Did our legislators vote to partner nationwide with the TNC and NRCS or is it the dream world of the bureaucrats and environmentalists? Do our legislators know that TNC did not like seeing "manicured farmland" their scientists eyed from their perch?
For some reason TNC did not see these fields as land producing habitat and food for the wild animals as well as food for the hungry around the world.
The non-profit environmental group wants to bring back the lakes, marshes and forests that once thrived in this area, reconnecting them to the Illinois River, which is now barricaded from the land by a 20-foot tall levee.
When the government gives money to a private project, it is called a "Public Private Partnership." It is very difficult to understand why tax dollars should be used in a partnership with an environmental group that has grabbed up rich farmland.
Forget about all the hoopla of "urban sprawl" taking the farmland.
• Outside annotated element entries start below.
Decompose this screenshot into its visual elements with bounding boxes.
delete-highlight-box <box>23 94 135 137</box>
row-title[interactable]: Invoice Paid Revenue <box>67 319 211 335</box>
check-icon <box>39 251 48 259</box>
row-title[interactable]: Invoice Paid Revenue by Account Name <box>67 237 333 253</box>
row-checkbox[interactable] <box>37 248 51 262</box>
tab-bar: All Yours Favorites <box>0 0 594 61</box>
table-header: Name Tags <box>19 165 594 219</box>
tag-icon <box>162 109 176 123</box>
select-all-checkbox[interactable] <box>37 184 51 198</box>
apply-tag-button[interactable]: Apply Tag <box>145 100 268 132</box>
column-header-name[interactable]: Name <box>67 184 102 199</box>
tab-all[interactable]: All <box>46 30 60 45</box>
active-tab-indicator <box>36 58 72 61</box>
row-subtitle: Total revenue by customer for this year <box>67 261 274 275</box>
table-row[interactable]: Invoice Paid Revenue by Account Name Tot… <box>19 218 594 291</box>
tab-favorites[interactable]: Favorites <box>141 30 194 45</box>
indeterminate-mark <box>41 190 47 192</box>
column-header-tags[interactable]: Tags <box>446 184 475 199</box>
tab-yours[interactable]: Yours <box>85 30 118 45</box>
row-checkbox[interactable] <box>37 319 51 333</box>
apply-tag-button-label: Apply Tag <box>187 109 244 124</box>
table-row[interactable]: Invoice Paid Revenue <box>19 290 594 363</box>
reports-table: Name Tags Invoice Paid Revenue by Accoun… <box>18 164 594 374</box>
Sprawl can't begin to compare to the government and their partners using every program imaginable to unconstitutionally gain control, or take into their possession, the rich land and landmarks of this nation.
Did your favorite organization get the opportunity to partner with the government and be blessed by a few million dollars? I didn't think so. Not unless you are an environmental NGO.
How do we get an accounting from a non-governmental organization who is using millions of tax payer dollars? We did not elect their board and we have no way of holding their board accountable.
The Nature Conservancy has already partnered with the U.S. Corps of Engineers in the lock and dam improvements projects planned for the Illinois and Mississippi Rivers. The environmentalists are demanding far more dollars for their restoration projects than the cost to update the locks and dams.
It is well known that certain government agencies have made excessive discretionary grants to environmental organizations with little oversight or public knowledge. It has been at the discretion of bureaucrats who showered federal dollars upon their friends in their favorite environmental organizations
The Nature Conservancy has thousands of acres in Illinois for "conservation" projects. See the following:
Bluff Spring Fen
Fel-Pro RRR Preserve
Indian Boundary Prairies
Kankakee Sands Preserve
Cedar Glen Eagle Roost and Preserve
Mackinaw River Watershed & Chinquapin Bluffs Preserve
Grassy Slough Preserve at the Cache River Wetlands
All of these projects remove taxable property from private ownership and from the local tax roles. When the government or a non-profit agency owns property, they do not pay property taxes. That means the remaining property owners in the school district and community must pay increased taxes to attain the needed funds.
All of this money funneled into one organization makes one wonder if it is about conservation or big business.